Arlene gets flustered, and flutters around them. “Oh god, I’m so sorry. I didn’t realize.”

“Don’t worry about it, Red,” Jim says. “I made the same mistake when I first met him.”

At the word ‘Red’, Arlene stops and looks more closely at Jim than she has before.

“Do I know you? You look _real_ familiar.”

Jim is smooth as butter as he replies, “Don’t think so. I’d remember meeting someone like you.” She titters and Miles groans, but he has to admit that Jim plays a good game. With his practiced charm, flirting always works as a distraction, even though this particular bird’s sights are clearly set elsewhere.

“Well, it was worth asking… Anyway, you boys just holler if you need _anything_.” She moons at Richard before getting back to work. Miles rolls his eyes; this happens every single time they go out. Yeah, Richard’s handsome. Miles gets it. He just wishes everyone would move on, already.

“I thought you said no one would recognize you,” Miles whispers savagely.

Jim whispers back, “It’s under control. She can’t even place me.”

“Who is she?”

“Damned if I know. She might even be confusing me with someone else. Simmer down, champ.”

Miles rallies past the wooziness he still feels to remark, “These people all sound like you. It’s like I’m watching ‘Jim: This Is Your Life’.”

“What are you talking about?” Richard asks, just like he always does when they make a pop culture reference.

“I’ve got an Alabama accent.
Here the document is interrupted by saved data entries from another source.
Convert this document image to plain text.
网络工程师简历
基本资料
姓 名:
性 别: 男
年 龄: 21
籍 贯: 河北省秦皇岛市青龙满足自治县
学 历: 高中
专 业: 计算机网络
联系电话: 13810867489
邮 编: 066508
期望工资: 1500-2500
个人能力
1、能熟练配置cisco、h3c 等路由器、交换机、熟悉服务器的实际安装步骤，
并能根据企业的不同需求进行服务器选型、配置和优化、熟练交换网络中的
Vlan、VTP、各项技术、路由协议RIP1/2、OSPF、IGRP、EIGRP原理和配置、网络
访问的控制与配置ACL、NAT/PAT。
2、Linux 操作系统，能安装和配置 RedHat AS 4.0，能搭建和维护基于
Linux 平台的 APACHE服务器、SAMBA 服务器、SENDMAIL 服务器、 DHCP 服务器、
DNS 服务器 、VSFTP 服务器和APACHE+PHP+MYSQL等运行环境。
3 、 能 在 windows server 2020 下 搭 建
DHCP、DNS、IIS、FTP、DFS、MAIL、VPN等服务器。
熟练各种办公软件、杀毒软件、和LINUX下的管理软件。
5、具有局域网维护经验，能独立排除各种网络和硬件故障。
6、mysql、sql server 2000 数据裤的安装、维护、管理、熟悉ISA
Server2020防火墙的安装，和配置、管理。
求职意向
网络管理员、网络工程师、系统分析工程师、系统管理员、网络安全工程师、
These people all have a Louisiana accent. Can’t you tell the difference?” Jim asks, giving them the same look of disbelief that Miles gave Richard about Maroon 5.

Thankfully, Richard backs him up. “No.”

“We’ll add ‘accent distinction’ to the list, then,” Jim replies. “For you _and_ Miles.”

Richard, who, as Miles has been learning, is a hell of a lot more observant than his quiet demeanor would suggest, pats him on the shoulder and softly asks, “Are you feeling all right?”

It’s the feeling Miles usually only gets around dead bodies when his power (or whatever you want to call it) kicks in. But given that you don’t usually find corpses in restaurants, the only other possible explanation is that he’s carsick. However, he’d rather kill himself than let Jim hear him confessing something like that. He doesn’t need any more fodder for teasing.

“It’s just the stench of whatever they’re cooking in this dive getting to me,” he says, hoping Jim won’t see through his lie---Richard, either.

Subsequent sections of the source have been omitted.